Jan 21, 2025 Book Review: “The Edge of Sentience” by Jonathan Birch
Jonathan Birch is a philosopher at the London School of Economics who has dedicated significant time and effort to studying sentience and how to identify sentient beings or systems reliably. He was the lead author of a report that advised the UK Government on the sentience of cephalopods and decapod crustaceans as the government developed and passed the Animal Welfare (Sentience) Act of 2022.
Birch has transformed his exploration of sentience and the identification of beings and systems that may be considered sentient into a new book, The Edge of Sentience, published by Oxford University Press. This book serves as a clear introduction to a complex subject and is available for free download as a PDF from the publisher’s website.

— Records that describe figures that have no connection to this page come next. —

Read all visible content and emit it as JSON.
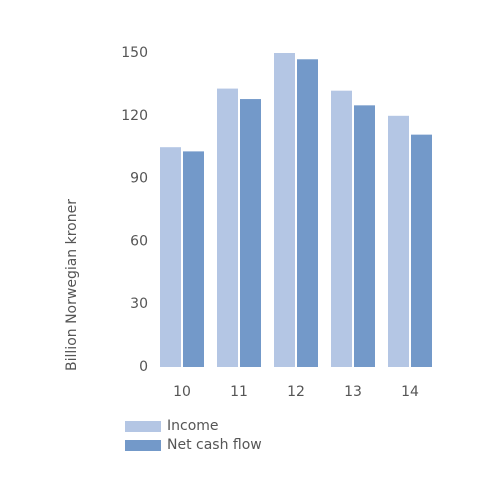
{
  "chart_data": {
    "type": "bar",
    "y_label": "Billion Norwegian kroner",
    "categories": [
      "10",
      "11",
      "12",
      "13",
      "14"
    ],
    "series": [
      {
        "name": "Income",
        "color": "#b4c6e4",
        "values": [
          105,
          133,
          150,
          132,
          120
        ]
      },
      {
        "name": "Net cash flow",
        "color": "#7399c9",
        "values": [
          103,
          128,
          147,
          125,
          111
        ]
      }
    ],
    "ylim": [
      0,
      150
    ],
    "yticks": [
      0,
      30,
      60,
      90,
      120,
      150
    ],
    "grid": false
  }
}
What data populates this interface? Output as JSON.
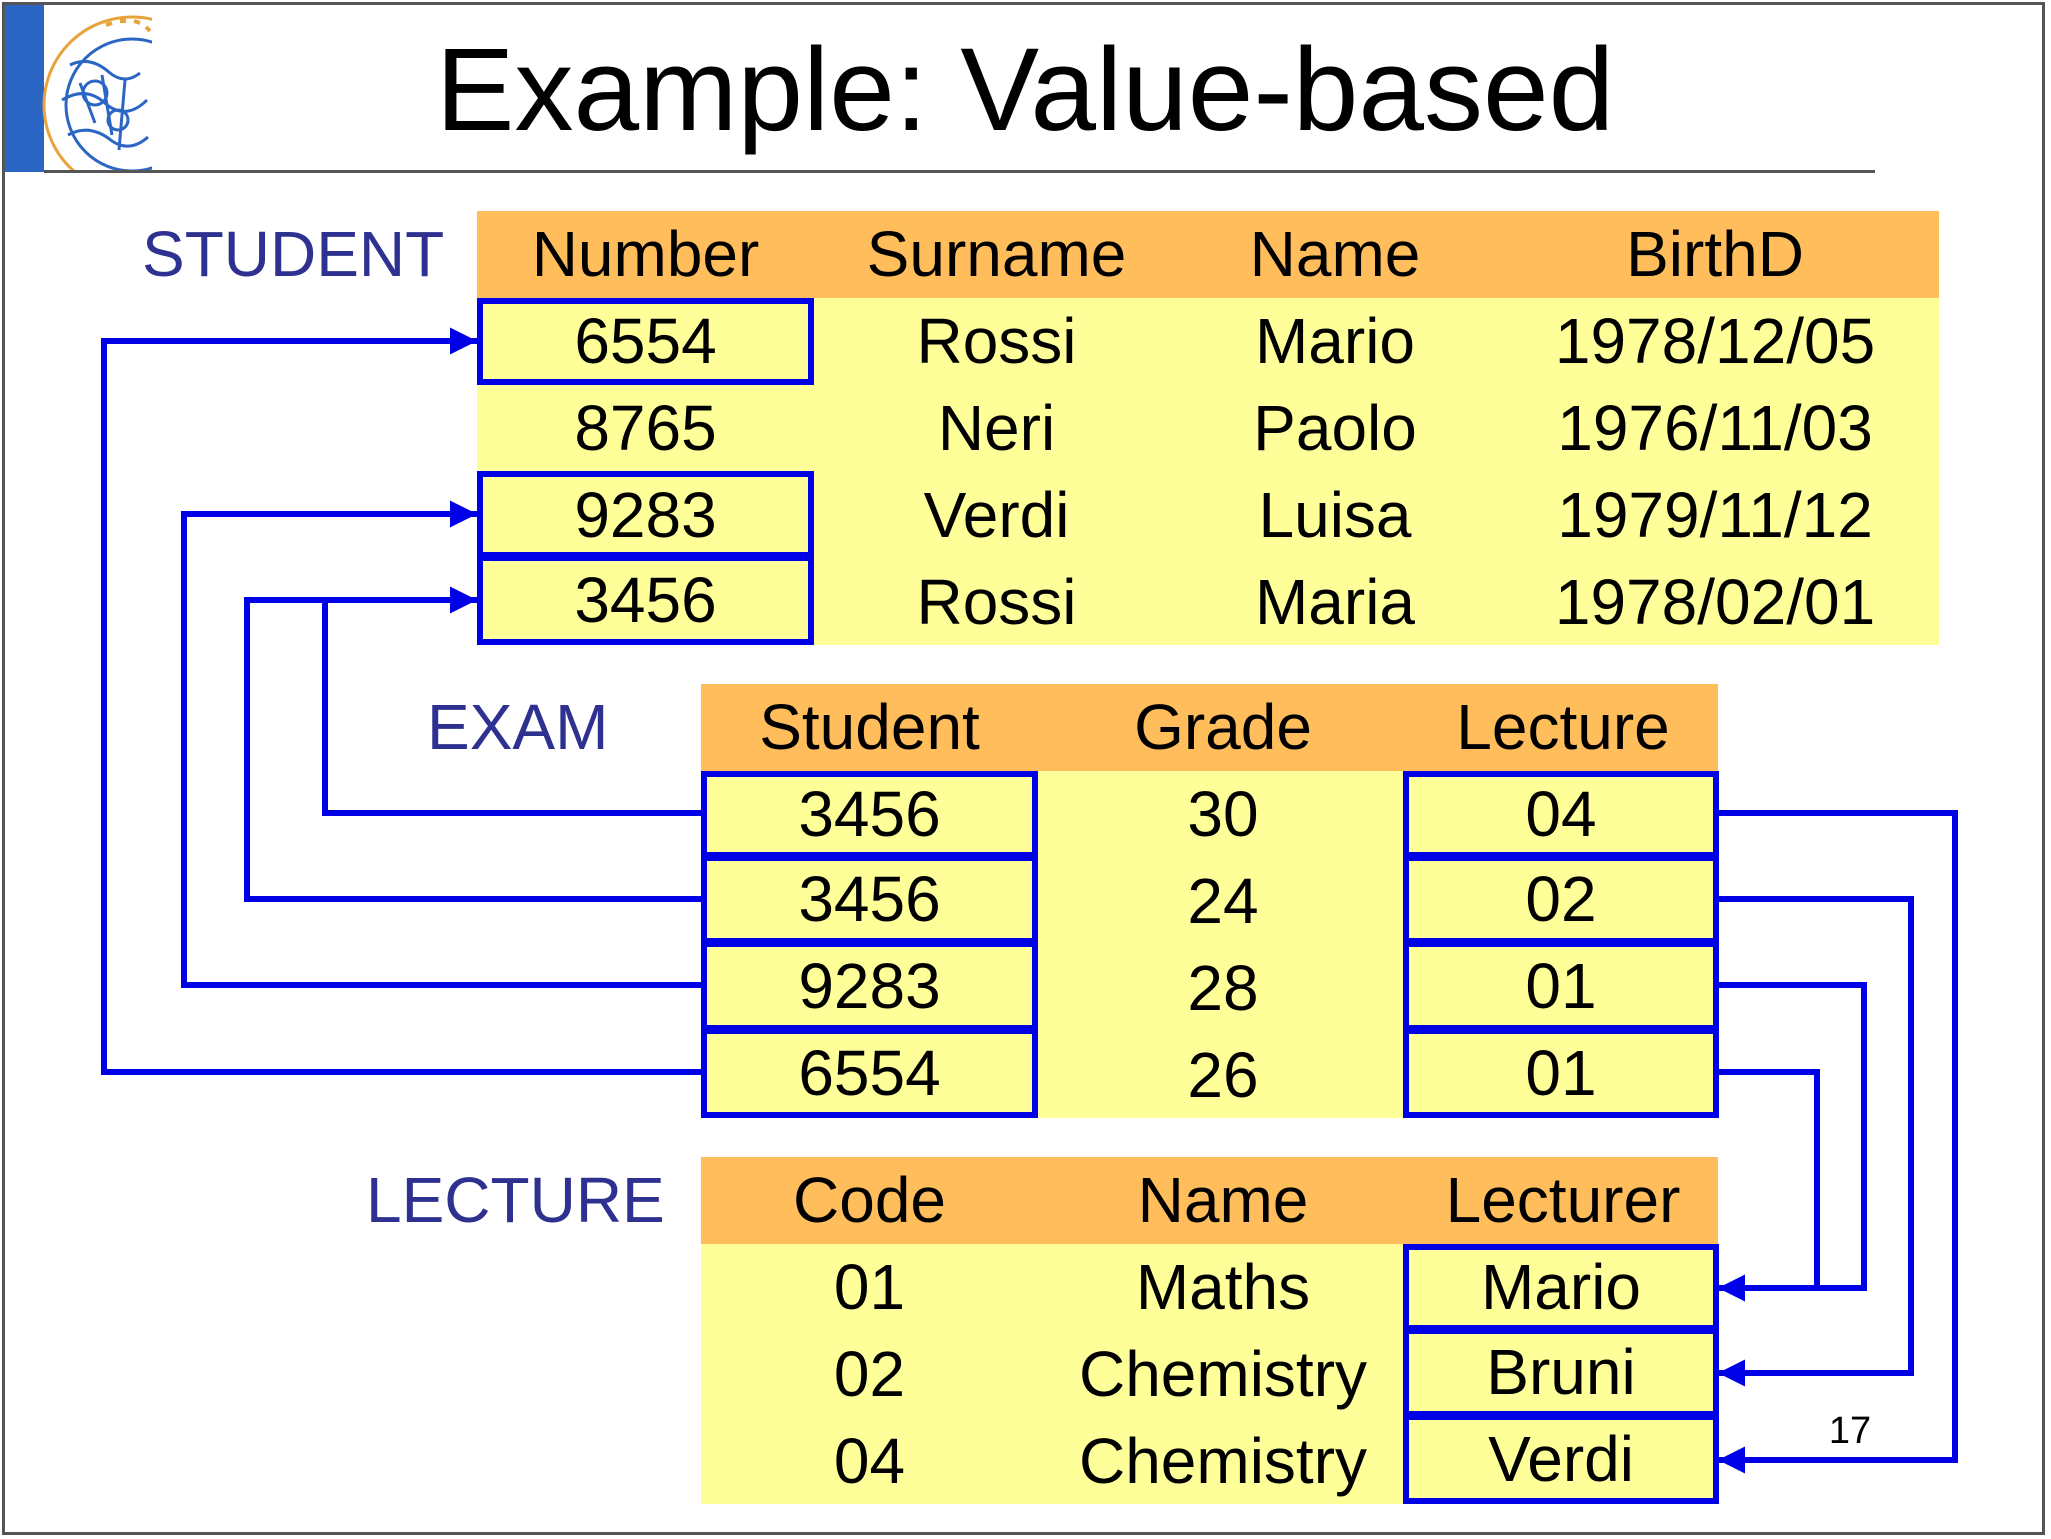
{
  "title": "Example: Value-based",
  "page_number": "17",
  "colors": {
    "header_fill": "#ffbd5c",
    "body_fill": "#ffff99",
    "highlight_border": "#0000e6",
    "label_color": "#2e3190",
    "arrow_color": "#0000e6",
    "title_bar": "#2b66c4"
  },
  "icons": {
    "logo": "university-seal-icon"
  },
  "tables": {
    "student": {
      "label": "STUDENT",
      "columns": [
        "Number",
        "Surname",
        "Name",
        "BirthD"
      ],
      "rows": [
        [
          "6554",
          "Rossi",
          "Mario",
          "1978/12/05"
        ],
        [
          "8765",
          "Neri",
          "Paolo",
          "1976/11/03"
        ],
        [
          "9283",
          "Verdi",
          "Luisa",
          "1979/11/12"
        ],
        [
          "3456",
          "Rossi",
          "Maria",
          "1978/02/01"
        ]
      ],
      "highlighted": [
        [
          0,
          0
        ],
        [
          2,
          0
        ],
        [
          3,
          0
        ]
      ]
    },
    "exam": {
      "label": "EXAM",
      "columns": [
        "Student",
        "Grade",
        "Lecture"
      ],
      "rows": [
        [
          "3456",
          "30",
          "04"
        ],
        [
          "3456",
          "24",
          "02"
        ],
        [
          "9283",
          "28",
          "01"
        ],
        [
          "6554",
          "26",
          "01"
        ]
      ],
      "highlighted": [
        [
          0,
          0
        ],
        [
          1,
          0
        ],
        [
          2,
          0
        ],
        [
          3,
          0
        ],
        [
          0,
          2
        ],
        [
          1,
          2
        ],
        [
          2,
          2
        ],
        [
          3,
          2
        ]
      ]
    },
    "lecture": {
      "label": "LECTURE",
      "columns": [
        "Code",
        "Name",
        "Lecturer"
      ],
      "rows": [
        [
          "01",
          "Maths",
          "Mario"
        ],
        [
          "02",
          "Chemistry",
          "Bruni"
        ],
        [
          "04",
          "Chemistry",
          "Verdi"
        ]
      ],
      "highlighted": [
        [
          0,
          2
        ],
        [
          1,
          2
        ],
        [
          2,
          2
        ]
      ]
    }
  },
  "references": [
    {
      "from": "exam.Student row 1",
      "to": "student.Number row 4"
    },
    {
      "from": "exam.Student row 2",
      "to": "student.Number row 4"
    },
    {
      "from": "exam.Student row 3",
      "to": "student.Number row 3"
    },
    {
      "from": "exam.Student row 4",
      "to": "student.Number row 1"
    },
    {
      "from": "exam.Lecture row 1",
      "to": "lecture.Lecturer row 3"
    },
    {
      "from": "exam.Lecture row 2",
      "to": "lecture.Lecturer row 2"
    },
    {
      "from": "exam.Lecture row 3",
      "to": "lecture.Lecturer row 1"
    },
    {
      "from": "exam.Lecture row 4",
      "to": "lecture.Lecturer row 1"
    }
  ]
}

WellBeing International is very interested in this book because we currently publish an academic journal called Animal Sentience. This journal follows an Open Peer Commentary format, meaning it publishes target articles on topics related to animal sentience and invites commentaries from a diverse range of experts on each target article. Over the nine years since the journal’s inception, Professor Birch and his colleagues have contributed two target articles and several commentaries to Animal Sentience.
The Edge of Sentience does not solely concentrate on animal sentience; it also examines human cases involving the loss of consciousness, the question of fetal human sentience, and the potential development of sentience in artificial intelligence systems. The book recounts a disturbing case of a human patient who was presumed to be insentient but, upon regaining the ability to communicate, revealed how horrifying it was to be aware of everything happening to her while being unable to express her awareness (and sentience). Birch also describes how, until the 1980s, surgeons often performed surgeries on fetuses and neonates without general anesthesia, as it was deemed too risky. There was a widespread belief that fetuses and non-verbal neonates were insentient. However, research in the 1980s suggested that fetal and neonatal behavior indicated the presence of sentience. Furthermore, surgeries performed under general anesthesia resulted in better postoperative outcomes for these patients.
Birch emphasizes that incorrectly assuming any being is insentient can lead to horrific consequences. He argues that we need an informed, inclusive, and democratic process to evaluate and determine the proportionality of decisions regarding the presence of sentience. Birch introduces what he calls the PARC tests, which stand for “permissibility-in-principle, adequacy, reasonable necessity, and consistency.” These tests are meant to guide decisions about sentience and appropriate public policy responses in cases involving individuals with disorders of consciousness (PODC), human fetuses and embryos, human neural organoids, non-human animals, and artificial intelligence systems. Bioethicist Jonathan Kimmelman in Nature reviews Birch’s book as “a masterclass in public-facing philosophy.” Additionally, you might find Marc Bekoff’s recent interview with Jonathan Birch on The Edge of Sentience insightful.